Et que dire de tous ceux, intellectuels ou politiques, qui se firent la caution de ces actions ! C'est bien sûr au nom du Bien que leurs voix s'élevèrent, et que leurs plumes s'activèrent. Certains encore de nos jours, continuent à servir des causes, et donnent, sans vergogne, des leçons de morale ou de scientificité à ceux qui n'ont pas la chance de détenir la vérité. C'est en pensant à cela, à ceux-là que l'on serait, presque, enclin à écouter le roué Talleyrand, spécialiste du genre s'il en est, "il y a quelque chose de plus horrible que le mensonge, c'est la vérité".
Car l'idéal de vie morale qui trouve son acmé au siècle des Lumières repose sur une explication du monde rationnelle, plus scientifique, affranchie du mythe et des divers présupposés obscurantistes.
Avec le recul, on peut voir dans un tel idéal moral la nouvelle religion gouvernée par la déesse Raison.
Ainsi, E. Renan, chantre éclairé de ce nouveau culte, n'hésite pas à déclarer que "la science renferme l'avenir de l'humanité, elle seule peut lui dire le mot destinée et lui enseigner la manière d'atteindre sa fin". Belle envolée lyrique, sur laquelle il n'y a pas lieu d'ironiser, tant elle exprime bien tous les désirs, les espoirs collectifs du moment. Espoirs que suscitèrent recherches, actions, politiques, et diverses organisations sociales tout au long du XIXe siècle.

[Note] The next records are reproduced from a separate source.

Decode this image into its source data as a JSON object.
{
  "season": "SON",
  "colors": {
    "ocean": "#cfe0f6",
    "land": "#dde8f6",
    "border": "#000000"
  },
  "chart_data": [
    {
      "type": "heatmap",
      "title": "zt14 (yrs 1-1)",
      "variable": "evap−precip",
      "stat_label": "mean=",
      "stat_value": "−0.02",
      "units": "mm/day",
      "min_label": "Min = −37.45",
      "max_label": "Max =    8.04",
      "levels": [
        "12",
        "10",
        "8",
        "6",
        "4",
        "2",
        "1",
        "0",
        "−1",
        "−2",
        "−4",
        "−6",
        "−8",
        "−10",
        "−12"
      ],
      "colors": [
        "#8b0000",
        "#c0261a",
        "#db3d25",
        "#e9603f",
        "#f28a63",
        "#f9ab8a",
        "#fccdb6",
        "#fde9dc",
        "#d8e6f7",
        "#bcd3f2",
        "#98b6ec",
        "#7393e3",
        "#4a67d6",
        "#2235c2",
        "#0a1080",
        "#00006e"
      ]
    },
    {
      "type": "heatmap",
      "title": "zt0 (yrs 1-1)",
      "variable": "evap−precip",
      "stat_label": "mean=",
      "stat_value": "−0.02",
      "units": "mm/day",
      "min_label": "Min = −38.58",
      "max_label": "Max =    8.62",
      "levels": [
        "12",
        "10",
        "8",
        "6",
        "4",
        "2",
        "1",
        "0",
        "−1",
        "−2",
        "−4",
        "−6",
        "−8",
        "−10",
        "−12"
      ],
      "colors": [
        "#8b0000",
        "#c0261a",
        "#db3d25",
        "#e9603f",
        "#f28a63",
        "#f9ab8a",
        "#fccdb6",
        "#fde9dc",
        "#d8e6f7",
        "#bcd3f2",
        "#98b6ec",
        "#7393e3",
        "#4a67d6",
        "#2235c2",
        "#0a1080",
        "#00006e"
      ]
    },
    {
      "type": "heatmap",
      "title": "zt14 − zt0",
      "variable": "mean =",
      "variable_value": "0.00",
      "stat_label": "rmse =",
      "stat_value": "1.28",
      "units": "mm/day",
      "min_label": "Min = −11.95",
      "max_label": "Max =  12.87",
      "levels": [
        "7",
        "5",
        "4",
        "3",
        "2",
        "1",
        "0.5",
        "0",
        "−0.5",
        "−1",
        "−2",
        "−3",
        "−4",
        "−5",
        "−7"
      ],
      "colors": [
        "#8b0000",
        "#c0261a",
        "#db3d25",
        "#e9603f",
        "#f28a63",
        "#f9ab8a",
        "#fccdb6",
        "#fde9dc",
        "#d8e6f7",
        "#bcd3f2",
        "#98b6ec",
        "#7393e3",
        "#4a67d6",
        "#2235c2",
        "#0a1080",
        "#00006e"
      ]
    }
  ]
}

Et pourtant cet idéal moral fait de foi en la science, de confiance en la raison et d'assurance quant à l'avenir ne put empêcher ces horribles carnages que furent les guerres mondiales, les camps de concentration nazis et communistes, les explosions atomiques, les famines meurtrières, les actes de terrorisme et autres formes de barbaries que la civilisation moderne avait cru exorciser.
Et tout cela devrait nous inciter à plus de modestie ou encore plus de prudence qui, d'antique sagesse, est une caractéristique essentielle de l'intelligence. Intelligence qui, en son sens étymologique, est cette capacité d'unir, de recueillir des choses disparates. Un centre de l'union, quelque peu ésotérique, respectant la diversité, la multiplicité des manières d'être et de penser. Etre attentif aux mystères de l'être, c'est reconnaître ce qui, dans les phénomènes sociaux, s'élabore en deçà ou au-delà de la simple conscience rationnelle."
En ce sens il faudra revenir sur le rôle de l'instinct, la force et la perdurance des archétypes, l'importance des archaismes et des inconscients collectifs. Peut-être s'agit-il ici de ce que j'ai appelé la "revanche des valeurs du Sud" où prédominent le secret et le mystère partagés. Selon Virgile, Latium, Latin, veut dire caché (Enéide, VIII, 323).